Finally, in another kick to the chin of the United States’ decades-long war on drugs, Alaska has joined Oregon and Washington, D.C. and legalized recreational marijuana. By making this move, Alaska has became the fourth state in the nation that has legalized recreational marijuana for adult use – Washington state and Colorado did their part when they legalized recreational cannabis in 2012.

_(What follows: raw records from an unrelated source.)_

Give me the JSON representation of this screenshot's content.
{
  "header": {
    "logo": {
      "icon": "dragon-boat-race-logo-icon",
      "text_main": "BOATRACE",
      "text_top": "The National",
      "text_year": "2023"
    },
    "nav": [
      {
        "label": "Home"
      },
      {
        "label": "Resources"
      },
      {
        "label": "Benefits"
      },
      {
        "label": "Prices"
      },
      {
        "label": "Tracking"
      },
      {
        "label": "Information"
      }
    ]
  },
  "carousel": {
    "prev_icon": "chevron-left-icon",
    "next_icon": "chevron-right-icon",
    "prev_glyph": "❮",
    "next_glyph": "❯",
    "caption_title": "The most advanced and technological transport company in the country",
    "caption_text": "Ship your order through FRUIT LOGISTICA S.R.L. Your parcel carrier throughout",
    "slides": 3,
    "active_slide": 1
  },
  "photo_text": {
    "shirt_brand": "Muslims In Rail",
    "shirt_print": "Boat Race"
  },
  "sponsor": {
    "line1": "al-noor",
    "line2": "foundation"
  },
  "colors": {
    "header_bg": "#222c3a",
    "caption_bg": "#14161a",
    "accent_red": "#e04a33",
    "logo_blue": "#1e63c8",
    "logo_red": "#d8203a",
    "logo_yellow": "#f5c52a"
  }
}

It was a long and unique fight
Alaska has had a long history of flirting with recreational or medicinal use of cannabis. One could argue that the state has taken an exotic approach when, in 1975, the Alaskan Supreme court ruled in favor of people and decided that it is perfectly fine to posses and consume medical marijuana in their homes. The court found the people’s homes to be somewhat sacred when faced to the Governments interference of what people can and can’t do in privacy of their homes, as long as they are not hurting anybody – or themselves. However, what the Court failed to address is the question of where should people get that marijuana they are allowed to use in their homes? Today, that question has finally found an answer, not just for medical marijuana users, but also for those who enjoy it recreationally. As we know, medical marijuana was already legal in Alaska, however, now that the 52 percent of voters favored the Ballot Measure 2, Alaska has legalized recreational use of marijuana, which includes possession, use and sale of the drug.
The “Yes” campaign
What now seems as an easy win was actually the initiative that was years in the making. Voters from Alaska have been deciding on the fate of similar measures in 2000 and in 2004. Each new ballot has seen a raise in the percentage of voters in favor of the measure, starting with 40.9 percent of the vote that took the Measure 5 in 2000 and 44 percent voting in favor of the Measure 2 in the year 2004. Earlier this year, polls were showing support for the new measure at over 50 percent, but in weeks leading up to the election, the support appeared to have declined, making it impossible to guess which side would win. The “Yes” campaign was on the mission to get the message of all the failures of the marijuana prohibition across the state. Their strongest arguments pointed out the number of people in the state already using marijuana and the positive outcome of the legalization in terms of elimination of the black market and state being able to regulate and tax the substance already in use.
Marijuana control board
As far as regulations are concerned, adults age 21 and older are now allowed to posses up to 1 ounce of marijuana and grow up to six plants (with no more than three being mature) for personal use. Sales and possession of devices used for smoking and storing marijuana have also been legalized with this measure. After the measure has become the law, the state will create a “marijuana control board” – the group that will have to, within 9 months, come up with a set of regulations that will deal with the operations of marijuana businesses.